Submitted by Christine Whelan
Oct 14th, 2021, VOL. 3 ISSUE 4
The plaque to commemorate the once hidden battle that took place June 2, 1866, right after the well-documented Fenian Raid in Ridgeway, at the docks along with the Niagara Region, can now be seen in the Niagara Parks area, along the trail, in the middle of where the battle took place.
June E. Chipp, historian, member of the Bertie Historical Society and author of Duty and Honour: The Stand Against the Fenians in Fort Erie had connected with family members of Walter T. Robb, the Captain of the W.T. Robb, the tugboat that brought the Dunnville area citizens, who stood up and learned to fight, to Fort Erie by Lake Erie, then up the Niagara River, and to the docks.
Kathy Robb of Orangeville, her sister Bev Bouwmeester and her husband Tony of Spruce Grove, Alberta were in Ontario visiting family. While here, they came to Fort Erie to visit the plaque. Kathy and Bev are the great, great-granddaughters of Captain Walter T. Robb, Captain of the boat.
Sharon Dell, June Chipp, and Rick Doan of the Bertie Historical Society made plans to meet with them Monday, October 4th to see the plaque and tell the story. I felt honoured, they invited me.
We met at the plaque. After introductions, we read the plaque.
Bev explained, “Kathy and I were both born in Orangeville and our grandfather was Judge Walter T. Robb. So, it would go back through his family line.”
Tony added, “We’ve been down to Dunnville quite a few times, to go through the cemetery,” where Judge Walter T. Robb was buried.
“It goes back a few generations.”
The group split off into smaller groups of two and three, all around the plaque. At times, there would be a turn and referral to the plaque, a finger pointed. Questions were asked. Descriptions were provided. There was discussion and sometimes calm debate on the different details that have been documented and told, gathering the dots and attempting to connect them.
“Robb’s orders from Dennis were, if it gets too hot, save the 57 prisoners and the boat. There was no order to stand by and save the men because he wanted those prisoners for a prize.”
June and Sharon were referring to Colonel Dennis, who had, according to the hidden documents, deserted the scene and the men who trusted him.
“Robb could have obeyed his orders and gone right back to Port Colborne,” but he did everything he could to get the men back on the boat.
June and Sharon shared details, painting a picture of the hero whose descendants traveled quite a distance to get to know through storytelling, pointing to the river, then down the Niagara Boulevard, pivoting around while describing the scene and gesturing up the hill where Murray Street is.
“He did everything right.

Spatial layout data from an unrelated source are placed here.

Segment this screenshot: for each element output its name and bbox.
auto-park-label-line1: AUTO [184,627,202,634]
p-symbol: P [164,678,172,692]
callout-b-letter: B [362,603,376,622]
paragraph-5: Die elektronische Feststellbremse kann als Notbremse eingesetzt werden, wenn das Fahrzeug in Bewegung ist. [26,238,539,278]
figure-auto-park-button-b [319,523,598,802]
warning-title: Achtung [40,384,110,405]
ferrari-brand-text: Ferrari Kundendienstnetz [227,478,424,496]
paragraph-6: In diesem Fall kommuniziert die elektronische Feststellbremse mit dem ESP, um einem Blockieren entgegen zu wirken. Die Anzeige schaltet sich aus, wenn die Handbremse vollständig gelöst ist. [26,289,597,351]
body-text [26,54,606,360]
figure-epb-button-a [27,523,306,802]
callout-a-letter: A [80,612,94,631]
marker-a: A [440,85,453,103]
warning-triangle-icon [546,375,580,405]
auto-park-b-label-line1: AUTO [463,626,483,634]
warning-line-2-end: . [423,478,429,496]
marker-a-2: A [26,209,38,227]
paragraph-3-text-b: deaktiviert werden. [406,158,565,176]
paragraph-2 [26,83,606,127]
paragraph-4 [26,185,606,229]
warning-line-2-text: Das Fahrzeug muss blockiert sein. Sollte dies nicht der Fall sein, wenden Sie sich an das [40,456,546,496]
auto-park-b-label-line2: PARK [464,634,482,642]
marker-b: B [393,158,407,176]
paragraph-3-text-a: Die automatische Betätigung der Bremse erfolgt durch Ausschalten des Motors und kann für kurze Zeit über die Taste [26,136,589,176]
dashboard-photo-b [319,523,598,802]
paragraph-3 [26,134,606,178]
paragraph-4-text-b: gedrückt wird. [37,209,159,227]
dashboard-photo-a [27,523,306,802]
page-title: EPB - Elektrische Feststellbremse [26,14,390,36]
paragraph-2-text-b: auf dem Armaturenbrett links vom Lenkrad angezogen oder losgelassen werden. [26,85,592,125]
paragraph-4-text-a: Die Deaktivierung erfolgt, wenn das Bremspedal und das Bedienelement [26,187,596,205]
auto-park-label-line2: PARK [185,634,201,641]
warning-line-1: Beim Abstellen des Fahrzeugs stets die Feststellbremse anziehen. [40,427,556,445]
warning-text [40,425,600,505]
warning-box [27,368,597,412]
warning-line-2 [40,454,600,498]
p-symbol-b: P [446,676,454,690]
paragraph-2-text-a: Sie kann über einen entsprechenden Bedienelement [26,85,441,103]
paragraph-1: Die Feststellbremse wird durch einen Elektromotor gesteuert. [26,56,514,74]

He backed up when he couldn’t help anymore.”
“They shot from the boat.”
“It was like a gauntlet because they were being shot at as they were leaving down the river.”
“Robb was shot at, and grazed.”
A perfect example of history lives on.
The story was told, Captain Robb died two years after the battle. He was out fishing in Lake Erie off Long Point with his brother and they both drown. This sparked a recent revelation.
Kathy shared enthusiastically with the group, “Yes, I found out about the drowning recently, and you know what? When we were children, our grandfather made sure we all took swimming lessons, because, he said, someone, he knew had drowned. So now, this makes sense.”
Bev and Tony’s oldest son Jason is really interested in the family tree. Tony explained, Jason takes this genealogical research very seriously. He accepts no details unless it’s backed up with official documentation. “This way, he keeps it authentic.”
June led the group on a tour, from the docks on the other side of the marina to the empty space where the Ontario Bakery recently went down. At the time of the Fenian Raid, that building was the J.W. Lewis House.
A handful of topics arose during the tour, woven in with June’s storytelling.
So many ‘Walters’! This was an issue that was brought up. The group talked about how nice it is to name children after family members, especially when in memory. But then, later on, their descendants have such a difficult time keeping them separated in their records.
Sharon and June shared the lifeline of the W.T. Robb tugboat until its final resting place. The top was changed to make it an excursion boat in Toronto. Then it was used as a beach house on a beach in Toronto. When it sunk, it was dragged through the sand and made into a breakwater. It ended up just rotting right there.
As we approach Remembrance Day, we are reminded that among the memories of those who sacrificed for our freedom, are those we have yet to get to know. The story of the battle of the docks, swept under the rug from public knowledge, now for all to know and learn from, is just a tiny piece, a nugget of awareness, we all can benefit from these days.